Tenant les questions que ce mode de travail, sur le lieu de la résidence principale du salarié soulève, il était nécessaire de définir clairement les modalités d’organisation du travail des salariés permanents des habitats inclusifs.
C’est ce qu’est venu faire le décret n° 2024-650 du 1ᵉʳ juillet 2024, qui vient ajouter au Code de l’action sociale et des familles, les articles D281-4 à D281-6, établissant une organisation du travail pour ces salariés sur la base d’un forfait en jours.
1°) Un forfait de 258 jours réservé aux salariés permanents.
L’article L433-1 du CASF indique que :
« Les permanents responsables et les assistants permanents ne sont pas soumis aux dispositions relatives à la durée du travail, à la répartition et à l’aménagement des horaires des titres Iᵉʳ et II du livre Iᵉʳ de la troisième partie du Code du travail ni aux dispositions relatives aux repos et jours fériés des chapitres Iᵉʳ et II ainsi que de la section 3 du chapitre III du titre III de ce même livre.
Leur durée de travail est de deux cent cinquante-huit jours par an ».
Cet article en vigueur depuis 2008 et qui concernait initialement les permanents des lieux de vie est applicable aux salariés des habitats inclusifs aux termes de l’article L433-2 du CASF qui prévoit que :
« L’article L433-1 est applicable aux personnes qui font le choix, à titre de résidence principale, d’un mode d’habitation prévu à l’article L281-1, lorsque leur travail consiste à apporter un accompagnement continu et quotidien aux personnes avec lesquelles elles partagent leur résidence ».
Le législateur a donc fait le choix d’appliquer le même forfait de 258 jours pour les salariés des habitats inclusifs et les permanents des lieux de vie.
On notera que pour ces derniers, aucun décret n’était intervenu avant l’année 2021, créant un vide juridique et un arrêt de la Cour de Cassation en 2018, ayant invalidé le forfait de 258 jours, faute de décret d’application [1].
Il semble donc que le législateur ait été plus diligent pour les salariés des habitats inclusifs avec ce décret du 1ᵉʳ juillet 2024.
2°) La mise en place d’un calendrier prévisionnel des jours de travail.

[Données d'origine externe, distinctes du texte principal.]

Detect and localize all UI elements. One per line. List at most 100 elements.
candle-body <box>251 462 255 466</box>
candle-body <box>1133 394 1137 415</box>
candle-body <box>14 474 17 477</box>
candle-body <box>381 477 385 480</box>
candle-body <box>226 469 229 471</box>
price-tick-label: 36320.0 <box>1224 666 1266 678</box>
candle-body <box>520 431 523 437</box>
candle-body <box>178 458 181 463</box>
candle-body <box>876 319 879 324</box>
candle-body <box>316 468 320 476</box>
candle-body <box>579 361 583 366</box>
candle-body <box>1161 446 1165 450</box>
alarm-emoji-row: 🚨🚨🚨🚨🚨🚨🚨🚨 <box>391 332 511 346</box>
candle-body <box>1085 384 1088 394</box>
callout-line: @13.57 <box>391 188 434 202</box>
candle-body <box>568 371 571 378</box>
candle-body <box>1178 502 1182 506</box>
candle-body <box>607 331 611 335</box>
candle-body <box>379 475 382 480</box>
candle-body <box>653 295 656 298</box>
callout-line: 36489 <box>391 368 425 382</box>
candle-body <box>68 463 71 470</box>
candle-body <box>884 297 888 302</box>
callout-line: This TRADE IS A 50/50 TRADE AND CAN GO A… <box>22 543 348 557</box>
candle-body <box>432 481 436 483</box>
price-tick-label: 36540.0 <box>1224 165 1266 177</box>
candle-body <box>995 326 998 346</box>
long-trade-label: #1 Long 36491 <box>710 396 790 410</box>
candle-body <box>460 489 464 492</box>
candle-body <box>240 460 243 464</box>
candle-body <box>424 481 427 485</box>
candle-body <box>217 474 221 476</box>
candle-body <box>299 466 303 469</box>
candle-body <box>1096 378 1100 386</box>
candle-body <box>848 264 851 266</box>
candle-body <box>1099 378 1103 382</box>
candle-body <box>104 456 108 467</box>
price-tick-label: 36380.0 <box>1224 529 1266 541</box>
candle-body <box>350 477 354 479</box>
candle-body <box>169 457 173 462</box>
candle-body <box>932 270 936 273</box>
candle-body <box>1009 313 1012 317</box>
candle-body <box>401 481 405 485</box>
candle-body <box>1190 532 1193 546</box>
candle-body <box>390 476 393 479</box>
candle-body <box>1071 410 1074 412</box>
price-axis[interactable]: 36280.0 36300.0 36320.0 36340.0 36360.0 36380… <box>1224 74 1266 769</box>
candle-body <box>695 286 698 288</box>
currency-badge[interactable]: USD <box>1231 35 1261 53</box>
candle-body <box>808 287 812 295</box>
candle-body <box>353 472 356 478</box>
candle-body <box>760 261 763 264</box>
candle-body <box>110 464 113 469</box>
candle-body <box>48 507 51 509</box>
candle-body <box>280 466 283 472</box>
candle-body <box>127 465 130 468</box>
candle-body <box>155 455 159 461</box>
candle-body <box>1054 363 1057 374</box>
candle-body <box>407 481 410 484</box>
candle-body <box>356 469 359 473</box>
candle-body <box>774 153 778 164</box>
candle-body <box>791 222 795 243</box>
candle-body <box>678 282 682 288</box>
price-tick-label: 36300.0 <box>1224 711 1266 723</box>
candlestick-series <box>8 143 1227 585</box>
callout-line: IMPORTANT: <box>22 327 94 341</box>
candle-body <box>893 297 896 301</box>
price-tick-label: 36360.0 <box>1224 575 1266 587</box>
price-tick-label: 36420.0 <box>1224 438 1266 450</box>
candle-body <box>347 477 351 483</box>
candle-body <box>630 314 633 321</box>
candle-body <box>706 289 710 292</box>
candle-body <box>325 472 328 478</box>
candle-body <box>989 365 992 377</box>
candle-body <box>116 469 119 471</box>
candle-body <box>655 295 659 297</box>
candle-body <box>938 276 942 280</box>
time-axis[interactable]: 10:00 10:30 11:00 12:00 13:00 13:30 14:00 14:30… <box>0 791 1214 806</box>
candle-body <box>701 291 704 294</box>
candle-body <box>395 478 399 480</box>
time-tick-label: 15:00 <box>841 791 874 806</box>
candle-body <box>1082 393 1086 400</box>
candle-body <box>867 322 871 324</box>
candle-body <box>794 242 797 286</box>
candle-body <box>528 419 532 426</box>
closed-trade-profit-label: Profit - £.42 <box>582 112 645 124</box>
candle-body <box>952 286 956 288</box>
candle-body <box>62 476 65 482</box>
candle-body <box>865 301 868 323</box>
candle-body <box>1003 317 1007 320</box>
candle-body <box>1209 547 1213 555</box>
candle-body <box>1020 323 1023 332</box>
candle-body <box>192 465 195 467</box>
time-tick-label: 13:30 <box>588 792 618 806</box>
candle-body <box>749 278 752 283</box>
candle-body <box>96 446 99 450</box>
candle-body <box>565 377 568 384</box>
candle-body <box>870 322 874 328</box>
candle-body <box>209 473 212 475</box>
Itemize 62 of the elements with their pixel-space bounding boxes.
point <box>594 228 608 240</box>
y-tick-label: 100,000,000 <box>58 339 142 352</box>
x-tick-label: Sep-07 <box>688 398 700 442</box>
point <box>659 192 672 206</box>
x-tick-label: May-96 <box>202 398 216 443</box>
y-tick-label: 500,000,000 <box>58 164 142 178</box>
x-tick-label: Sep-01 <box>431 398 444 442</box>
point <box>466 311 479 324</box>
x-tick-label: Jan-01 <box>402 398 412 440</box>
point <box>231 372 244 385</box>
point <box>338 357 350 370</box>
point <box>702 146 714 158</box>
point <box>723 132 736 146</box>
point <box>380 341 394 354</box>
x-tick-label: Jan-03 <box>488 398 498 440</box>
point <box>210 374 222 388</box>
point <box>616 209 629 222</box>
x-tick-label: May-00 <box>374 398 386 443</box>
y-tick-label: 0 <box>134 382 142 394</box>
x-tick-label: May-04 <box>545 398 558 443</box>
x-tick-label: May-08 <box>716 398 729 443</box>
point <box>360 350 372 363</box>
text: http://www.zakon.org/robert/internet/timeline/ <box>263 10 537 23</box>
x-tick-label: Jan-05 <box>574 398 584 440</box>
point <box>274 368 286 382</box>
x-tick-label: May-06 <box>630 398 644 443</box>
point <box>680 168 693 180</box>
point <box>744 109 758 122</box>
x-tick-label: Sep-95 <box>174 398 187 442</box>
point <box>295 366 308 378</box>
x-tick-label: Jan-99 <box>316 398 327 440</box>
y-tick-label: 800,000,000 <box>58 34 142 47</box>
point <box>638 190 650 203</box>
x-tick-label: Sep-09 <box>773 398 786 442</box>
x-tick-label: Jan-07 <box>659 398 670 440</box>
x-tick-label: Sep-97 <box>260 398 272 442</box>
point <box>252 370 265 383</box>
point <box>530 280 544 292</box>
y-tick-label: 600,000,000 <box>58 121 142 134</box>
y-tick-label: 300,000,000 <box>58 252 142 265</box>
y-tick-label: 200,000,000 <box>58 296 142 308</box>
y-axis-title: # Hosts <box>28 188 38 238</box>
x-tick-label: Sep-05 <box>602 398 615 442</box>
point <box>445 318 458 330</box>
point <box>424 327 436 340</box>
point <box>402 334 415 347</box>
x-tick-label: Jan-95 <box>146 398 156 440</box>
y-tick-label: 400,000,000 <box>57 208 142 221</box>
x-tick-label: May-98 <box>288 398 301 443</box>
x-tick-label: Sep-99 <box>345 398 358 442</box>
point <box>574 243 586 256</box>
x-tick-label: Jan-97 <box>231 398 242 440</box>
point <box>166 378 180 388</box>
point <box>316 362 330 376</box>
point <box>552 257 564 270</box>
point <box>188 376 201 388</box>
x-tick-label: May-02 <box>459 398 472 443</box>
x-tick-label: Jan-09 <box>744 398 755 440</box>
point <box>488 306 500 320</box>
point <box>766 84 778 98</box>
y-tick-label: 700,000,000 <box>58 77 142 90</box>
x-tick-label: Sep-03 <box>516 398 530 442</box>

Les salariés se voient remettre, huit jours avant le début de chaque mois, un calendrier prévisionnel mensuel des jours de travail.
Chaque jour pendant lequel le salarié exerce son activité est considéré comme un jour de travail, peu importe le nombre d’heures effectuées.
Le calendrier détermine également les jours de repos dans le respect du forfait de 258 jours.
La modification du planning se fait :
- à l’initiative du salarié, la demande est faite au moins 7 jours avant la modification, l’employeur a deux jours francs pour répondre.
- à l’initiative de l’employeur, avec un délai de prévenance de 7 jours (1 jour en cas de « circonstances exceptionnelles »).
3°) Un suivi de la charge de travail obligatoire.
L’employeur assure un suivi régulier de la charge de travail des salariés en les recevant périodiquement en entretien individuel.
« L’employeur reçoit chaque année les salariés en entretien individuel, au cours duquel sont abordés la charge de travail du salarié, l’organisation du travail au sein de l’habitat inclusif tel que défini à l’article L281-1 et ses conséquences éventuelles sur la vie familiale ou personnelle du salarié ».
« Un entretien peut être organisé à la demande du salarié s’il rencontre des difficultés liées à la charge ou l’organisation du travail. Trois mois après cet entretien, un bilan d’évaluation des actions correctrices le cas échéant engagées, ou de celles qui doivent être mises en œuvre, est réalisé lors d’un nouvel entretien ».
On retrouve ici les obligations classiques en matière de forfait en jour destinées à préserver la santé du salarié.
Il reste à savoir si en cas de non-respect de ces obligations et notamment en l’absence d’entretien annuel ou d’entretien insuffisant, la Cour de Cassation jugera comme en matière de forfait en jour « classique » que celui-ci est privé d’effet et que le salarié est fondé à solliciter le paiement des heures supplémentaires effectuées, sur la base de la durée légale du travail.
Il sera à nouveau rappelé que pour les permanents des lieux de vie, qui se voient appliquer le même forfait de 258 jours visé à l’article L433-1 du CASF, la Cour de Cassation avait écarté en 2018 le forfait en l’absence de décret d’application, sur le fondement du droit constitutionnel à la santé et au repos, qui faute de modalité de suivi de la charge de travail ne pouvait être assuré.